The evaluation using the Kirkpatrick model made it possible to objectify these changes. Level 1 (satisfaction) showed strong adherence. Level 2 (learning) confirmed the acquisition of knowledge via e-learning. Level 3 (behaviors) highlighted the perceived and reported changes in communication and teamwork. And Level 4 (results) demonstrated the impact on objective organizational safety indicators.
These results reinforce the idea that investing in training in non-technical skills and psychological safety, assessed in a structured manner, is a powerful lever for improving the quality and safety of care. Sources emphasize that leadership is a determining factor in overcoming obstacles and ensuring the success of such initiatives. The commitment of the VMHS health system's management has been essential in integrating psychological safety into a large hierarchical and geographically dispersed structure.

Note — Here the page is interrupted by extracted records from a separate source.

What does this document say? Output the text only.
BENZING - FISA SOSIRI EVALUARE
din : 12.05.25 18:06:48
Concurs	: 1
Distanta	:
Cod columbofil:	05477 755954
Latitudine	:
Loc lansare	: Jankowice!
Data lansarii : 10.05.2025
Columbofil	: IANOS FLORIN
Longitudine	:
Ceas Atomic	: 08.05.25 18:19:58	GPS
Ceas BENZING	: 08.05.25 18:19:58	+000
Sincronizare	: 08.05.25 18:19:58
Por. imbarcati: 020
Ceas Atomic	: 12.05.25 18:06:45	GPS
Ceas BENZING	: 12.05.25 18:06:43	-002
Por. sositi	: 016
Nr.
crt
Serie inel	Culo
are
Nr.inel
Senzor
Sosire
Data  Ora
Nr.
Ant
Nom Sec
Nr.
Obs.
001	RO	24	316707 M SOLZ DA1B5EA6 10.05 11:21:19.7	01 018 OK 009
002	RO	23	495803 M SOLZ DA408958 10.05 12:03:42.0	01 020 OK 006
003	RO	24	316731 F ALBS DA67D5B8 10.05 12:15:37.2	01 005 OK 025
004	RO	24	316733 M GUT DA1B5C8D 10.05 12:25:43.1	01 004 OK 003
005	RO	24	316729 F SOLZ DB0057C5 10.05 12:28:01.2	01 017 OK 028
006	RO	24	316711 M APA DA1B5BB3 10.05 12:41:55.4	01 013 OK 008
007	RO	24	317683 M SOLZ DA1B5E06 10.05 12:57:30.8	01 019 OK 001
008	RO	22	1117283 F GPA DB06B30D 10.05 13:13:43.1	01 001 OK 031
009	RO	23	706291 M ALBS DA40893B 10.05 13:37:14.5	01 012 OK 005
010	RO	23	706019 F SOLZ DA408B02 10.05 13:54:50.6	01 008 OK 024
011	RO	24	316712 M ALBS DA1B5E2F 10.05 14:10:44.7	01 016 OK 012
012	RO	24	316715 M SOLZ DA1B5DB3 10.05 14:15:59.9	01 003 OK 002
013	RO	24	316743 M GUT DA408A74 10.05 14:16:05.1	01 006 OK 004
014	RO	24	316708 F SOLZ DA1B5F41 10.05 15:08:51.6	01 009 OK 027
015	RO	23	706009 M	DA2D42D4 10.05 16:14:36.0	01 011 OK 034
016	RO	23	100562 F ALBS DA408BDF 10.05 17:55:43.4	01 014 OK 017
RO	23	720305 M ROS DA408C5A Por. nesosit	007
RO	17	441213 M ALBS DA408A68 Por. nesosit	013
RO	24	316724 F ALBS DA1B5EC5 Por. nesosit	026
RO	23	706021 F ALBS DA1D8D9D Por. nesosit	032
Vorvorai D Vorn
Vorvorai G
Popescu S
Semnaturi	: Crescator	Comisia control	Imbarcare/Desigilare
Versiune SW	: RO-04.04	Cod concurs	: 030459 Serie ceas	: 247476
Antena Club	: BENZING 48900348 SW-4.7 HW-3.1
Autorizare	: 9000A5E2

In conclusion, the Kirkpatrick Model provides an indispensable framework for evaluating the effectiveness of healthcare training programs, whether e-learning, simulation, or blended learning. It makes it possible to go beyond simply measuring satisfaction or knowledge acquisition to assess whether the training actually leads to changes in behavior and, more importantly, to concrete improvements for patients and the organization. In a sector where safety is paramount, a rigorous evaluation of training is not only a good practice, but a strategic necessity to build and maintain a strong safety culture and continuously improve the quality of care delivered. Initiatives such as the VMHS, evaluated by Kirkpatrick, offer a replicable model for other healthcare systems wishing to place psychological safety and training evaluation at the heart of their strategy. The success of these programs depends on an adapted pedagogical design, careful implementation, learner follow-up, and above all, a strong commitment from leadership to support cultural change. The Kirkpatrick evaluation guides this process and makes it possible to measure the progress made towards a safer and more efficient healthcare system.